As falas de Lula repercutiram rapidamente em países da região, entre eles o Chile. O chanceler do país, Alberto Van Klaveren, escreveu em sua conta na rede social Twitter que “os problemas da democracia se resolvem com mais democracia. Os processos eleitorais devem ser livres e justos, sem restrições nem exclusão de candidatos e candidatas.
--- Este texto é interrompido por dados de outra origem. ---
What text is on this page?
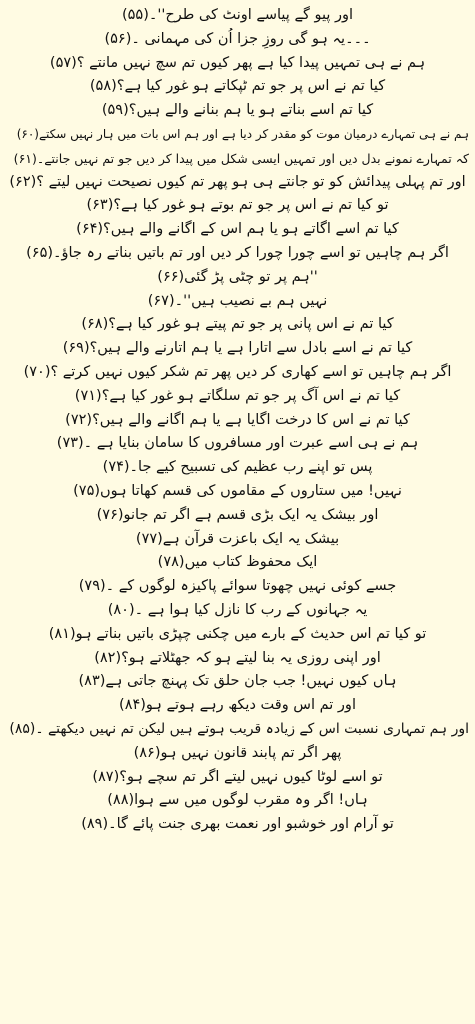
اور پیو گے پیاسے اونٹ کی طرح''۔(۵۵)
۔۔۔یہ ہو گی روزِ جزا اُن کی مہمانی ۔(۵۶)
ہم نے ہی تمہیں پیدا کیا ہے پھر کیوں تم سچ نہیں مانتے ؟(۵۷)
کیا تم نے اس پر جو تم ٹپکاتے ہو غور کیا ہے؟(۵۸)
کیا تم اسے بناتے ہو یا ہم بنانے والے ہیں؟(۵۹)
ہم نے ہی تمہارے درمیان موت کو مقدر کر دیا ہے اور ہم اس بات میں ہار نہیں سکتے(۶۰)
کہ تمہارے نمونے بدل دیں اور تمہیں ایسی شکل میں پیدا کر دیں جو تم نہیں جانتے۔(۶۱)
اور تم پہلی پیدائش کو تو جانتے ہی ہو پھر تم کیوں نصیحت نہیں لیتے ؟(۶۲)
تو کیا تم نے اس پر جو تم بوتے ہو غور کیا ہے؟(۶۳)
کیا تم اسے اگاتے ہو یا ہم اس کے اگانے والے ہیں؟(۶۴)
اگر ہم چاہیں تو اسے چورا چورا کر دیں اور تم باتیں بناتے رہ جاؤ۔(۶۵)
''ہم پر تو چٹی پڑ گئی(۶۶)
نہیں ہم بے نصیب ہیں''۔(۶۷)
کیا تم نے اس پانی پر جو تم پیتے ہو غور کیا ہے؟(۶۸)
کیا تم نے اسے بادل سے اتارا ہے یا ہم اتارنے والے ہیں؟(۶۹)
اگر ہم چاہیں تو اسے کھاری کر دیں پھر تم شکر کیوں نہیں کرتے ؟(۷۰)
کیا تم نے اس آگ پر جو تم سلگاتے ہو غور کیا ہے؟(۷۱)
کیا تم نے اس کا درخت اگایا ہے یا ہم اگانے والے ہیں؟(۷۲)
ہم نے ہی اسے عبرت اور مسافروں کا سامان بنایا ہے ۔(۷۳)
پس تو اپنے رب عظیم کی تسبیح کیے جا۔(۷۴)
نہیں! میں ستاروں کے مقاموں کی قسم کھاتا ہوں(۷۵)
اور بیشک یہ ایک بڑی قسم ہے اگر تم جانو(۷۶)
بیشک یہ ایک باعزت قرآن ہے(۷۷)
ایک محفوظ کتاب میں(۷۸)
جسے کوئی نہیں چھوتا سوائے پاکیزہ لوگوں کے ۔(۷۹)
یہ جہانوں کے رب کا نازل کیا ہوا ہے ۔(۸۰)
تو کیا تم اس حدیث کے بارے میں چکنی چپڑی باتیں بناتے ہو(۸۱)
اور اپنی روزی یہ بنا لیتے ہو کہ جھٹلاتے ہو؟(۸۲)
ہاں کیوں نہیں! جب جان حلق تک پہنچ جاتی ہے(۸۳)
اور تم اس وقت دیکھ رہے ہوتے ہو(۸۴)
اور ہم تمہاری نسبت اس کے زیادہ قریب ہوتے ہیں لیکن تم نہیں دیکھتے ۔(۸۵)
پھر اگر تم پابند قانون نہیں ہو(۸۶)
تو اسے لوٹا کیوں نہیں لیتے اگر تم سچے ہو؟(۸۷)
ہاں! اگر وہ مقرب لوگوں میں سے ہوا(۸۸)
تو آرام اور خوشبو اور نعمت بھری جنت پائے گا۔(۸۹)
Nos preocupam os retrocessos que se observam a este respeito em vários países irmãos da região”. Em maio, durante uma cúpula de presidentes sul-americanos em Brasília, o presidente chileno, Gabriel Boric, já questionara a posição do Brasil sobre a Venezuela, e afirmara que os direitos humanos e políticos devem ser respeitados em todo lugar, "não importa a coloração política”.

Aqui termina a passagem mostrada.